A propósito, dada a importante função econômica que exerce esse título de crédito, a referida Resolução n. 2.025/1993 do Banco Central do Brasil dispensou, em outros dispositivos, inúmeras obrigações que o banco deve adotar quando do fornecimento de talonários de cheques aos clientes, autorizando-o, inclusive, "[...] a adotar providências imediatas com vistas a retomar os cheques em poder do depositante", in verbis:

Art. 2º [...].

[...].

II - condições estipuladas para fornecimento de talonário de cheques;

[...].

V - inclusão do nome do depositante no Cadastro de Emitentes de Cheques sem Fundos (CCF), nos termos da regulamentação vigente, no caso de emissão de cheque sem fundos, com a devolução dos cheques em poder do depositante à instituição;

Art. 6º É vedado o fornecimento de talonário de cheques ao depositante enquanto não verificadas as informações constantes da ficha-proposta ou quando, a qualquer tempo, forem constatadas irregularidades nos dados de identificação do depositante ou de seu procurador.

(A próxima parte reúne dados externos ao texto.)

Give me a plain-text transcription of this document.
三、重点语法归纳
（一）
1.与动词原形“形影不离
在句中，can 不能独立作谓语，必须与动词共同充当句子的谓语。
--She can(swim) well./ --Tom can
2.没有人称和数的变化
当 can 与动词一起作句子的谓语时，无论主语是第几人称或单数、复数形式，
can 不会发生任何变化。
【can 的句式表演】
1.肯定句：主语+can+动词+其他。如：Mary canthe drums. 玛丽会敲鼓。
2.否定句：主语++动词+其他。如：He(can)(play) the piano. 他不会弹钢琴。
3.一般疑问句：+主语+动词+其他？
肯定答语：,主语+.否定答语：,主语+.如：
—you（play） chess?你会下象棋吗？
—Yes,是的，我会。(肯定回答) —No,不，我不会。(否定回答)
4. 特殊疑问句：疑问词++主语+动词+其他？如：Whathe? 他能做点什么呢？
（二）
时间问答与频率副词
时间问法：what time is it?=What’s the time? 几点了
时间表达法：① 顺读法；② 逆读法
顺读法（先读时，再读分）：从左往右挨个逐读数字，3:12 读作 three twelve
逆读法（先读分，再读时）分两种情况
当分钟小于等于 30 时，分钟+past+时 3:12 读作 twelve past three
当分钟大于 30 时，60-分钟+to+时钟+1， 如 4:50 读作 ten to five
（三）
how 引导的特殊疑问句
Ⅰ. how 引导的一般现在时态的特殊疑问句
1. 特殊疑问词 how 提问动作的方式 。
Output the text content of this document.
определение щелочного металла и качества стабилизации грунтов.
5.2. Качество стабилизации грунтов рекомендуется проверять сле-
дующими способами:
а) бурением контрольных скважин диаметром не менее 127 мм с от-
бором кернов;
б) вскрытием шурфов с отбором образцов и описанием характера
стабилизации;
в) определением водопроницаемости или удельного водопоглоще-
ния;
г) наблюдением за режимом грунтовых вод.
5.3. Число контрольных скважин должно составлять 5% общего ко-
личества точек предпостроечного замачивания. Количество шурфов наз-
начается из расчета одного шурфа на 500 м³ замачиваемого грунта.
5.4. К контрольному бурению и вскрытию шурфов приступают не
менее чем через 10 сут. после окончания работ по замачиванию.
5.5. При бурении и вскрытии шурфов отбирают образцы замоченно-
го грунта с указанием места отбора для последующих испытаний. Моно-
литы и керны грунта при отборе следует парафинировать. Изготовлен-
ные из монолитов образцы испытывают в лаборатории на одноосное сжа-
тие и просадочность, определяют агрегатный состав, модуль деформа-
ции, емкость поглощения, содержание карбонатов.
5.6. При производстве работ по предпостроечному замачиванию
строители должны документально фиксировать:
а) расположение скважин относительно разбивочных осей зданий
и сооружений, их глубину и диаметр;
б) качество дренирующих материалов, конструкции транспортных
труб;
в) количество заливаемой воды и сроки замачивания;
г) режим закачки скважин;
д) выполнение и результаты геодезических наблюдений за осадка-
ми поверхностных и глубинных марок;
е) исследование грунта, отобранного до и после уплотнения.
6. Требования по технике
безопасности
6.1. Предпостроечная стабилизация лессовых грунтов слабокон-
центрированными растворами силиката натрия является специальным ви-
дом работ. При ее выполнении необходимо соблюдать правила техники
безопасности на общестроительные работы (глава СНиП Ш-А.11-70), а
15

Art. 7º O talonário de cheques somente poderá ser entregue mediante recibo datado e assinado pelo depositante ou portador expressamente autorizado, o qual deverá ser identificado no ato da entrega.

Parágrafo único. Caso seja suspenso o fornecimento de talonário de cheques, a instituição financeira deverá adotar providências imediatas com vistas a retomar os cheques em poder do depositante.

Art. 8º Quando, por qualquer motivo, o titular estiver impedido de receber talonário de cheques, a conta de depósitos à vista somente poderá ser movimentada por meio de cheque avulso, nominativo ao próprio emitente, por recibo ou por meios eletrônicos de pagamento.

Parágrafo único. A movimentação de conta referida neste artigo será efetuada sem ônus para o depositante.

Art. 10. É facultada à instituição financeira a abertura, manutenção ou encerramento de conta de depósitos à vista cujo titular figure ou tenha figurado no Cadastro de Emitentes de Cheques sem Fundos (CCF).

Parágrafo único. É proibido o fornecimento de talonário de cheques ao depositante enquanto figurar no CCF.

Art. 12. Ao encerrar conta de depósitos à vista, a instituição financeira deve:

I - expedir aviso ao titular, solicitando a retirada ou a regularização do saldo e a restituição dos cheques acaso em seu poder;

Nesse contexto, não há nenhuma dúvida de que a devolução de cheques sem provisão de fundos decorre da falha da prestação do serviço das instituições financeiras, pois os correntistas somente podem fazer uso desse título de crédito após autorizados por seu banco, que, antes, deve fazer cumprir todas as normas regulamentares relativas à conta-corrente.

A decisão, considerada uma guinada jurisprudencial, é da 3ª Câmara de Direito Civil do Tribunal de Justiça de Santa Catarina, aplicada no julgamento de duas apelações sob relatoria do desembargador Fernando Carioni, do Egrégio Tribunal de Justiça do Estado de Santa Catarina.

Tal decisão torna-se um marco importante pois cria jurisprudência no sentido de que as instituições financeiras têm responsabilidade sobre o comportamento de seus clientes, inclusive com a obrigatoriedade de cobrir cheques emitidos sem provisão de fundos pelos seus correntistas.